С Князевым? Он у нас что — эстрадная звезда, крупный политик? Его кроме нас и певицы Марусеньки никто и не знает.
Но этого не могло быть, это какой-то телевизионный розыгрыш, а может, актер с внешностью Князева. Дашка не раз говорила, что Князев с его данными должен сниматься в Голливуде.
— А с чего ты взяла, что это Князев. Может, кто похожий. Его сейчас и в Москве нет. У него телефон вне зоны действия.
— Выключенный телефон совсем не означает, что владельца нет в Москве, — отчеканила Людочка.
Положив трубку, я кинулась к компьютеру искать на Яндексе певицу Марусеньку. Реально существует такая певица, где кому поет непонятно, но имеет свой сайт с форумом для поклонников. Открыла фотографии: ничего так певица Марусенька, смазливенькая. На кого-то очень похожая. Ну, конечно, прямой нос, по-детски круглые щеки, это же я, только в лучшем, отфотошопленном варианте. «Я так люблю Марусеньку.
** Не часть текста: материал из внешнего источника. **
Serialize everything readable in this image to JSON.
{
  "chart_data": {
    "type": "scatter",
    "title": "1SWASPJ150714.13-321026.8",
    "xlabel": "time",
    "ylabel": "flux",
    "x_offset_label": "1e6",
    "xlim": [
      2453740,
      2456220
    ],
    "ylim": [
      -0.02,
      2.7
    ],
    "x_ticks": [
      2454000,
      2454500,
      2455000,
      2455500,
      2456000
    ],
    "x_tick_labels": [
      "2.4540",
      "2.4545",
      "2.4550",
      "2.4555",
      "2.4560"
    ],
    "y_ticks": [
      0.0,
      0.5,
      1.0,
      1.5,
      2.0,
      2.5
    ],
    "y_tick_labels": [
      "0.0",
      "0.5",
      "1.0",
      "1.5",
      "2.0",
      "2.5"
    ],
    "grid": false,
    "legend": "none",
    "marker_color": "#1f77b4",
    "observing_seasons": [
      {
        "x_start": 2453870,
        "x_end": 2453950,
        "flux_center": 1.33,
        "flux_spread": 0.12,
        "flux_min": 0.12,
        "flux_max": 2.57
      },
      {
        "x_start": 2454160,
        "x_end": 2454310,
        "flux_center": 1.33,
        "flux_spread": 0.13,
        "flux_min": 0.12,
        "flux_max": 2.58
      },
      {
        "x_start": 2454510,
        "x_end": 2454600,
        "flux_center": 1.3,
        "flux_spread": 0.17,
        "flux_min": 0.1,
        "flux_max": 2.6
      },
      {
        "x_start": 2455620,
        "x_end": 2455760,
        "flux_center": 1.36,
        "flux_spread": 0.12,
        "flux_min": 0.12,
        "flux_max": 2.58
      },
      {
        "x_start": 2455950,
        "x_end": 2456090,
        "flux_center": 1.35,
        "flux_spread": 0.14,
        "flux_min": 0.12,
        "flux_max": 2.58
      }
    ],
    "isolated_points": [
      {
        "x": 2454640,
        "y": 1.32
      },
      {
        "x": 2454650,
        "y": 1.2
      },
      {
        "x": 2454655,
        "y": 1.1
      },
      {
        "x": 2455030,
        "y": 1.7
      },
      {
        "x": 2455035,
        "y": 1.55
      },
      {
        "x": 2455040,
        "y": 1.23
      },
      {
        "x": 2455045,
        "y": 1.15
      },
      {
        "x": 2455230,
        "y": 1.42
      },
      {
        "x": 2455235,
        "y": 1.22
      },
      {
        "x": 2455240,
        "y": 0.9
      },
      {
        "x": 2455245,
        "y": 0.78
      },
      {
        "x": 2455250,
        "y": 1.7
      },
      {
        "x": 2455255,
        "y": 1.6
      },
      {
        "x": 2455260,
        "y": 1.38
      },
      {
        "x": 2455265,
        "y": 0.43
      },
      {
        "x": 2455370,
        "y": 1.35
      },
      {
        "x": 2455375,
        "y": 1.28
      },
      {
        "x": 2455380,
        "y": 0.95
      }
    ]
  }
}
Я ею брежу, хочу жить без неё, но не получается…». Значит, слова, которые окрыляли меня, были про неё, про настоящую Марусеньку, которой бредил Князев, которая гонит его, а он без неё не может, ведь Марусеньку никто ему не заменит. Марусенька — на редкость дурацкое имя, а Князеву оно казалось прекрасным, он и меня поэтому так называл, хотя я никогда, по его мнению, не сумею смеяться и прищуривать глаза, как эта девушка на фото.
А вот снимок на летней веранде со шторами в крупную ромашку, певица держит чашку, красивую, изысканную фарфоровую чашку, на которой четко просматривается весёлое имя Марусенька. Держит мою чашку, нет, не так, правильнее теперь будет сказать, это я держала её чашку. А вот и фотографии с женихом — Князев нереально красив, когда прижимает девушку к себе и улыбается одновременно и ей, и в объектив. Как это ему удалось? Видимо, профессиональный фотограф помог. Я зажмурилась и только тут поняла, что давно уже плачу, плачу, до щипанья в глазах, до распухших губ. В замке повернулся ключ — Дашка вернулась.
— Мам, ты чего? Ты из-за меня?
Я не могу ничего сказать, пытаюсь, но через всхлипывания слова не проходят.
— Мам, перестань. Я у Катькиного подъезда с ребятами стояла. Ну, не плачь. Я никогда без мобильника не уйду. Я вообще вечером из дома не уйду!
Я прижимаю Дашку к себе, целую её волосы: вот он, мой родной комочек жизни, вот оно, ради чего я живу. И черт с этими Марусеньками, Князевыми, главное, что есть эта девочка с тоненькими пальчиками, главное, чтобы не обидели её, а я как-нибудь, я справлюсь. Как Чума говорит: «и не такие нас бросали, и не таких мы разлюбляли». Дашка уставилась на монитор:
— Ты чего? Марусеньку слушаешь?!
— А ты эту певицу знаешь?
— Какая это певица? Полный отстой. Вот лучше это послушай.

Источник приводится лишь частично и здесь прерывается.